Correlations between quantitative parameters of plaque growth dynamics. (a) Plaque formation rate as a function of plaque density. Black line, linear regression (slope is significantly different from zero, p = 0.016). Each circle represents one imaged position. (b) Plaque growth rate as a function of plaque density. Error bars show the 95% CI. Black line shows a linear regression of the data. The slope is statistically significant different from zero (p < 0.001). (c) Radius of newly formed plaques at the end of long-term imaging over 15.5 months as a function of the age of the mouse at plaque formation (N = 81 newly formed plaques from 2 positions). (d) Plaque radius at the end of long-term imaging over 15.5 months as a function of plaque growth rate (N = 90 newly formed and preexisting plaques). Black line shows a linear regression of the data. The slope is statistically significant different from zero. Statistical tests: F-test (a, b, d), Spearman correlation (c).

Figure 6

Spatial relationship between growth rates of neighboring plaques. (a) Amyloid plaques are displayed as 3D volume-rendered images. Plaque growth rates are color-coded according to a classification into 5 bins. One square represents 100 μm. (b) Shortest distance to the closest neighboring plaque (90 plaques), calculated from the long-term imaging over 15.5 months. The shortest distances are displayed in the graph with the mean and 95% CI (65.8 μm, 55.3-78.4 μm CI). (c) For each pair of nearest neighbor plaques the difference between their linear plaque growth rates and their shortest distance were calculated (open circles).
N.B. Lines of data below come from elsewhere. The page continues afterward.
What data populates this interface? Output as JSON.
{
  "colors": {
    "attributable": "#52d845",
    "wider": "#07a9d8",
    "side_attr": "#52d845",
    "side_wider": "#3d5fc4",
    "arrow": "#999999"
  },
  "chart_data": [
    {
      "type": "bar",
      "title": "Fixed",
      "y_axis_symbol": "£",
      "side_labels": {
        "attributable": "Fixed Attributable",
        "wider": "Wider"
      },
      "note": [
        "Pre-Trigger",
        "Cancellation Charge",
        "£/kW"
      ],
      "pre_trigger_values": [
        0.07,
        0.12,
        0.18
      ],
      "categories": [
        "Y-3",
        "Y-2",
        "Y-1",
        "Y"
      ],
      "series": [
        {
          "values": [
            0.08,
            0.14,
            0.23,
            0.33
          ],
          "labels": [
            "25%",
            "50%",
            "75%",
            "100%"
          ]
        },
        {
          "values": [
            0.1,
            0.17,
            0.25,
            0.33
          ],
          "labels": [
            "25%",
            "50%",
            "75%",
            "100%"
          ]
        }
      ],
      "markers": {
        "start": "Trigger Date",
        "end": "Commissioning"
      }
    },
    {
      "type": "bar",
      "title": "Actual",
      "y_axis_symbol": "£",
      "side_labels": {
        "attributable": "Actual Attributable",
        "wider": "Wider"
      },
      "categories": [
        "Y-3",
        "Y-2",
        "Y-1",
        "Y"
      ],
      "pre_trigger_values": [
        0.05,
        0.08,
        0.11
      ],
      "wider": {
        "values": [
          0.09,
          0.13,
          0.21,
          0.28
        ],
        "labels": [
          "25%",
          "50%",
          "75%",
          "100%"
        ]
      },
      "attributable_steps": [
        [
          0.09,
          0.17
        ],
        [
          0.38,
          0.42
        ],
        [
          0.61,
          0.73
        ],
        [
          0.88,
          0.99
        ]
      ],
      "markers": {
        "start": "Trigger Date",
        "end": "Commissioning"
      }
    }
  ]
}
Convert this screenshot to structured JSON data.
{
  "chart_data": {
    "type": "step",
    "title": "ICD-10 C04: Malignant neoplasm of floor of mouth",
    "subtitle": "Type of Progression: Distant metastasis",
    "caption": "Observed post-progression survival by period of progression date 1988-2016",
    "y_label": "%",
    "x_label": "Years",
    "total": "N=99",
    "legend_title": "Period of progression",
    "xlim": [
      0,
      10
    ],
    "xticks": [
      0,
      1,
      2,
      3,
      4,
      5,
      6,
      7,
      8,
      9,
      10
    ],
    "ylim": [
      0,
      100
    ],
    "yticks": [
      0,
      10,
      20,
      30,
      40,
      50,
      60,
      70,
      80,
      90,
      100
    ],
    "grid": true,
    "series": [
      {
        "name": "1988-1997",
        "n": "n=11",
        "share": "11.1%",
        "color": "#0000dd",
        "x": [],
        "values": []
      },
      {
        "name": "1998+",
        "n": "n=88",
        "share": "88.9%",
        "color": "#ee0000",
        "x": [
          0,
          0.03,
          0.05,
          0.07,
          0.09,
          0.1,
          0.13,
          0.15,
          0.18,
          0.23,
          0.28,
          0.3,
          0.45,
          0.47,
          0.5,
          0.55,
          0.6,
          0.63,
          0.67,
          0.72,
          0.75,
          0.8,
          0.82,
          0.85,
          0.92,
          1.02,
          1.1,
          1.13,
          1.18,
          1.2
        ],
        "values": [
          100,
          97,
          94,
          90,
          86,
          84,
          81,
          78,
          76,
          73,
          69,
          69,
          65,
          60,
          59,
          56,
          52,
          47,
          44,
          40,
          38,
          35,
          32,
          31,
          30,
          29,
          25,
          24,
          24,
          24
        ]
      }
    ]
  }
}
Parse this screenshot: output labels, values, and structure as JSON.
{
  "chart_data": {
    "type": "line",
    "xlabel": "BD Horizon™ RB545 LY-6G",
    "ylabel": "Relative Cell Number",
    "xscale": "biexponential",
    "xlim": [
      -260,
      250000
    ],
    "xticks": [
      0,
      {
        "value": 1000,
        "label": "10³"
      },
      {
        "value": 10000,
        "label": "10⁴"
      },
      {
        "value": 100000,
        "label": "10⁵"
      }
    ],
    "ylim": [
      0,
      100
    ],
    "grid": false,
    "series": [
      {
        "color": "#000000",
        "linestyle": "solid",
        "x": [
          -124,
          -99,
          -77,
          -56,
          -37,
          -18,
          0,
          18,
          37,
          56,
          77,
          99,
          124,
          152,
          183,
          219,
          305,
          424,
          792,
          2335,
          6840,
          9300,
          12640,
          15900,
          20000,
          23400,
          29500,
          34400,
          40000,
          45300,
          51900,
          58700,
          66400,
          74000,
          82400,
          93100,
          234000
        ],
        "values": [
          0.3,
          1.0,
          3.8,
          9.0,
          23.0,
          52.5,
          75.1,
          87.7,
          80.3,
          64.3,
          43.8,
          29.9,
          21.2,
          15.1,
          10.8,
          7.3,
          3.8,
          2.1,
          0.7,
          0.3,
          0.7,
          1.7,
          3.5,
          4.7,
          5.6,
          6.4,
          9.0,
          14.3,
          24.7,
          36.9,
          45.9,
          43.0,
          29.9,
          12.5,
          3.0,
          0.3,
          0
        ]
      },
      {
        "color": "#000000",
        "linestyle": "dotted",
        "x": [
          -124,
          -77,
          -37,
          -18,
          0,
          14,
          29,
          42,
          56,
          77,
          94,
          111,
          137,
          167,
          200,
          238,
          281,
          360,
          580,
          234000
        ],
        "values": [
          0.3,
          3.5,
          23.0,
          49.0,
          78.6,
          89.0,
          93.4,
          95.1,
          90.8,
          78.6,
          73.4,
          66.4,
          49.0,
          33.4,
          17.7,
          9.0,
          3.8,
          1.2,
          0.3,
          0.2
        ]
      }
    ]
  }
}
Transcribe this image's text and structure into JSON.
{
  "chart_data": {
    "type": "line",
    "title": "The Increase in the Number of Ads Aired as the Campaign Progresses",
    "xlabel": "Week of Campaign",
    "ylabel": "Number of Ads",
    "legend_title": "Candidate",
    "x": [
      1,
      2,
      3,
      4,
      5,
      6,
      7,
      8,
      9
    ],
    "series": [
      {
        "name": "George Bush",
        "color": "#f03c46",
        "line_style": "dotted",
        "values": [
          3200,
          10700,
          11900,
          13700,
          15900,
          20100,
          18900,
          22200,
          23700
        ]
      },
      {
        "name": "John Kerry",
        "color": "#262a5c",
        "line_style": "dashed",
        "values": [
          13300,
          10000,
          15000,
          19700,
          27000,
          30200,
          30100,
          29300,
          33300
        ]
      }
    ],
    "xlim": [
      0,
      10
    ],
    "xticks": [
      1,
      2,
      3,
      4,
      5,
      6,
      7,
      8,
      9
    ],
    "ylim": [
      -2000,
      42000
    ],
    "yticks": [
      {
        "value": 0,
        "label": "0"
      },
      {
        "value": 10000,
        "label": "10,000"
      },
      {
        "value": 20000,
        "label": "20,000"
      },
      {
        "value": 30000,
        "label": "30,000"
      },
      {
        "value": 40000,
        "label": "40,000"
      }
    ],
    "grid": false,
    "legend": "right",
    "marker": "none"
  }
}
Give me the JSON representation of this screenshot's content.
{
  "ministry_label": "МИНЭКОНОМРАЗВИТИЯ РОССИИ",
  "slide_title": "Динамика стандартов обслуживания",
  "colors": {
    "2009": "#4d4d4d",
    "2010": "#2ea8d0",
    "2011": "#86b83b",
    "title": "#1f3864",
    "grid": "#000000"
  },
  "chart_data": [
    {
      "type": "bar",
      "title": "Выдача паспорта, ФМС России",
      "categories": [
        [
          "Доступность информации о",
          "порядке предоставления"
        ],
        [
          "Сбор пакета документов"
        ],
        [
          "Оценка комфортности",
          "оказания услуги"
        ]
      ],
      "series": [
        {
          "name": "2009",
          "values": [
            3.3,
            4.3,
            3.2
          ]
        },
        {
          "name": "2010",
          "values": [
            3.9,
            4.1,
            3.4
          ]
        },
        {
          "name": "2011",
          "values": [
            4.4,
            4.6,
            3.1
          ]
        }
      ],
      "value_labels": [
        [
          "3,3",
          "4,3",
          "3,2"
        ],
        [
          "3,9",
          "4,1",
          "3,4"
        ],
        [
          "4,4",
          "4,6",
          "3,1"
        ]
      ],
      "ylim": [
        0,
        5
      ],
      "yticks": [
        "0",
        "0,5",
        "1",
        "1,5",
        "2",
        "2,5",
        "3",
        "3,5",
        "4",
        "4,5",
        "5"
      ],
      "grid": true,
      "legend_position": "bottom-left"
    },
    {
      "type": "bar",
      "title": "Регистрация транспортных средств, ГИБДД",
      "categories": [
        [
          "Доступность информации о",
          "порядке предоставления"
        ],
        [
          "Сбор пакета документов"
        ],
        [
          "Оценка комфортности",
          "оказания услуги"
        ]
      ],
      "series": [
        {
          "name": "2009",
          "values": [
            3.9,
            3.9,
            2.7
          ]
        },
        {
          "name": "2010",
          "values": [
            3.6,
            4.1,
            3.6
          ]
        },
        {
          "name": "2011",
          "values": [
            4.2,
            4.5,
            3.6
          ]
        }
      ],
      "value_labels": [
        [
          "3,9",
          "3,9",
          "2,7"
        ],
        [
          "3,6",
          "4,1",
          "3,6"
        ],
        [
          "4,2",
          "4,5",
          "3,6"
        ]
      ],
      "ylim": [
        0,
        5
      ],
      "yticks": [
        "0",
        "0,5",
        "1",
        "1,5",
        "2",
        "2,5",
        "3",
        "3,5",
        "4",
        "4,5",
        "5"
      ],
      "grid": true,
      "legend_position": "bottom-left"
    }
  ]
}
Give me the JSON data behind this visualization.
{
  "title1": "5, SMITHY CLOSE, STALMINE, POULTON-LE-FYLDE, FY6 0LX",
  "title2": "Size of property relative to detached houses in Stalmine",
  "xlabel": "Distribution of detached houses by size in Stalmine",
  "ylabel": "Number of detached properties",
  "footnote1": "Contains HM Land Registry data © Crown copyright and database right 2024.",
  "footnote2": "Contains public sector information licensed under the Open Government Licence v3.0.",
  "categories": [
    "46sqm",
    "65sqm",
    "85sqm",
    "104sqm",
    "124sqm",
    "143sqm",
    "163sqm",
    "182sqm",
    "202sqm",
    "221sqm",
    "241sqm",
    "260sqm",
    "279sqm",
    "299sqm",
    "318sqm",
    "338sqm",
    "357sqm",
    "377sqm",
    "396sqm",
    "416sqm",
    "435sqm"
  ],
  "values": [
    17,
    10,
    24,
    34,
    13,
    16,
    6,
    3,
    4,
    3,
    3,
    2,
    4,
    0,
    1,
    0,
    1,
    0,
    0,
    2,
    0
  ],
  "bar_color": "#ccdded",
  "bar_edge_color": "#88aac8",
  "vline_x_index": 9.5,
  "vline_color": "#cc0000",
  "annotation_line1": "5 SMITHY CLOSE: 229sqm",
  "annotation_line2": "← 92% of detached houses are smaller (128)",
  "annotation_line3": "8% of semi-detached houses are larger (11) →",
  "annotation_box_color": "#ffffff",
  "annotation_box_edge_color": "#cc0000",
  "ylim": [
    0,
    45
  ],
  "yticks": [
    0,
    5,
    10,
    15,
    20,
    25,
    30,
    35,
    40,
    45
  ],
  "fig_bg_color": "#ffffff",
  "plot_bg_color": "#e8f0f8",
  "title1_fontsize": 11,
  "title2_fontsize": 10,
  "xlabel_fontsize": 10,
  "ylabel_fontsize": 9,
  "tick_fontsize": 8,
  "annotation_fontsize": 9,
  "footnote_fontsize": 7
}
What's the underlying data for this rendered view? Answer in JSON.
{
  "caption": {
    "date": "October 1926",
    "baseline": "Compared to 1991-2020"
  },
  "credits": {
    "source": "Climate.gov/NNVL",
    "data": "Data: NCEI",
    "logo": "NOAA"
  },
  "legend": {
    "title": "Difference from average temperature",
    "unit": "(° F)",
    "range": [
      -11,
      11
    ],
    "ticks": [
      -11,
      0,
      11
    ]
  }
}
No relationship between both parameters could be measured by linear regression. The slope was not statistically significant different from zero. Statistical test: F-test (c).

Figure 7

Model for the relationship between plaque density kinetics and amyloid plaque growth in vivo. The term c_critical refers to the minimum critical concentration of Aβ that is necessary to form plaque seeds (a prerequisite discovered by in vitro studies). This initial step of plaque formation was observed by recording the plaque density kinetics in vivo. According to the plaque density kinetics and applying the aforementioned requirement different relations of the Aβ concentrations comparative to the critical minimum concentration can be assigned to the different growth phases.